Dominic Smith and agencies 

Ed Miliband accuses Tories of trying to ‘fund NHS on an IOU’

Labour leader promises to provide 3,000 extra midwives as he lambasts George Osborne’s pledge of an extra £8bn a year for health service
  
  

Miliband says the Conservative government can only damage the NHS.

Ed Miliband has lambasted the Conservatives’ pledge to provide an additional £8bn of health spending a year as akin to trying to “fund the NHS on an IOU”.

The Labour leader was speaking on the day the future of the health service leapt to the top of the political agenda. Miliband announced that if elected his government would provide 3,000 extra midwives to ensure women giving birth have one-to-one maternity care.

Miliband also criticised the surprise announcement from George Osborne in the Guardian on Saturday that the Conservatives would provide an additional £8bn each year above inflation to fill the funding black hole in the health service. The chancellor said his party’s funding pledge demonstrated an “absolute commitment” to meeting the £30bn-a-year funding gap by the end of the decade, as identified by Simon Stevens, the chief executive of NHS England.

At the launch of Labour’s health manifesto for England, Miliband said: “We have seen five years of failure and broken promises from David Cameron on the NHS and now he expects the public to believe unfunded promises four weeks before an election.

“Just in January he said, and I quote: ‘The real risk to the NHS is the risk of unfunded spending commitments bringing chaos to our economy, which would wreck our NHS.’

“The truth is you can’t save the NHS if you don’t know where the money is coming from. The bottom line is this: you can’t fund the NHS on an IOU.”
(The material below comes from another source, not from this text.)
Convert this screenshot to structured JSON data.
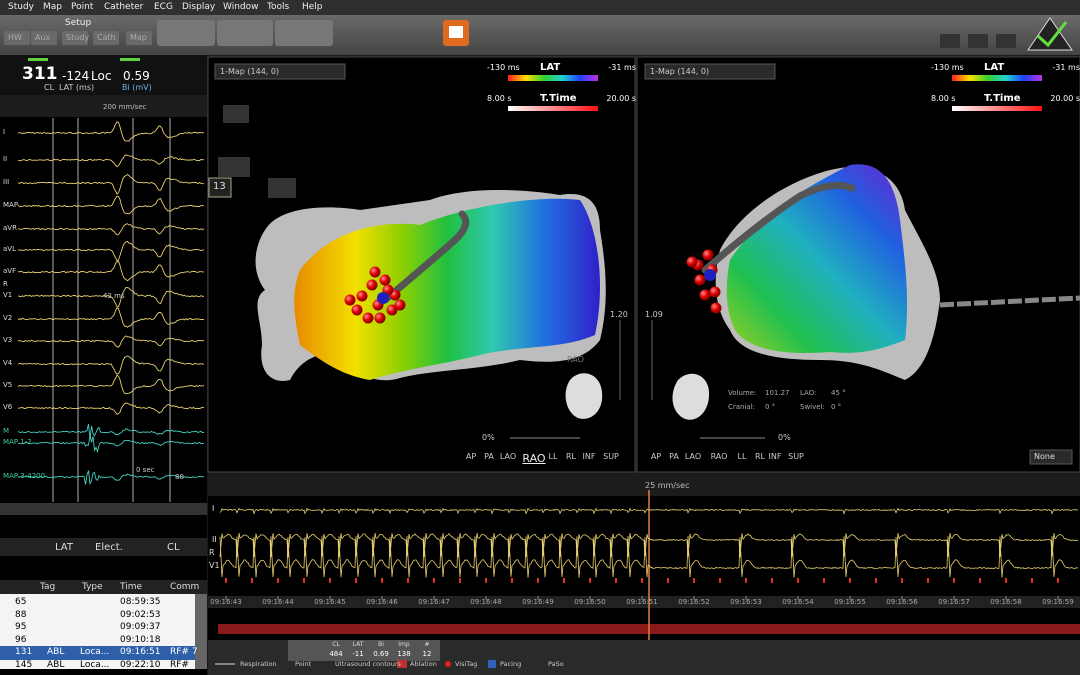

When pressed on whether he could commit Labour to matching the Tories’ £8bn figure, he appeared to decline to do so. “We will always do what is necessary for the NHS. We will never let the NHS down,” he said.

Jeremy Hunt, the health secretary, said Labour were putting the future of the NHS at risk by not matching the Conservative spending plans. “After an incompetent and chaotic response from Labour today about how they would fund the NHS, it’s now clear that Ed Miliband will not match our commitment to provide the NHS with the funding it needs – resources that we will deliver through a stronger economy,” he said.

Miliband unveiled Labour’s own plans in Guiseley, West Yorkshire, on Saturday. He pledged that under Labour a woman would receive care from a designated midwife for the entire labour and birth period. “There is no more important moment for us in relation to the NHS than when we’re bringing a new life into the world.

“At times like that you need to know you’re in safe hands. You need the reassurance of a personal relationship, you need one-to-one care. But we know that too many women are left in labour on their own, creating uncertainty at a time when security is everything.”

The Labour leader said the pledge would be enabled by the £2.5bn “time to care” fund which will train additional doctors, nurses and midwives funded by his party’s proposed mansion tax, a levy on tobacco companies and clamping down on tax avoidance schemes.

He said that meant a “dedicated midwife by your side all the way through to the birth of your child … keeping you secure during the most important journey you’ll ever take”.

The shadow health minister, Liz Kendall, said the pledge would mean one-to-one care, leading to safer births, fewer caesareans, less postnatal depression and a better start in life for babies.

A baby boom and a shortage of midwives has left maternity services stretched, with the National Audit Office raising concerns in 2013 that staff shortages were leading to some maternity units temporarily closing.

A Conservative party spokesman said the government had already increased the number of midwives by more than 2,100 since 2010. “Since 2012, we have been investing and training 2,500 midwives every year to ensure that future mothers have a named midwife overseeing their care,” he said.

Liberal Democrat spokesman Lord Scriven said Labour had a shameful record on midwifery when in government, overseeing a critical shortage of staff.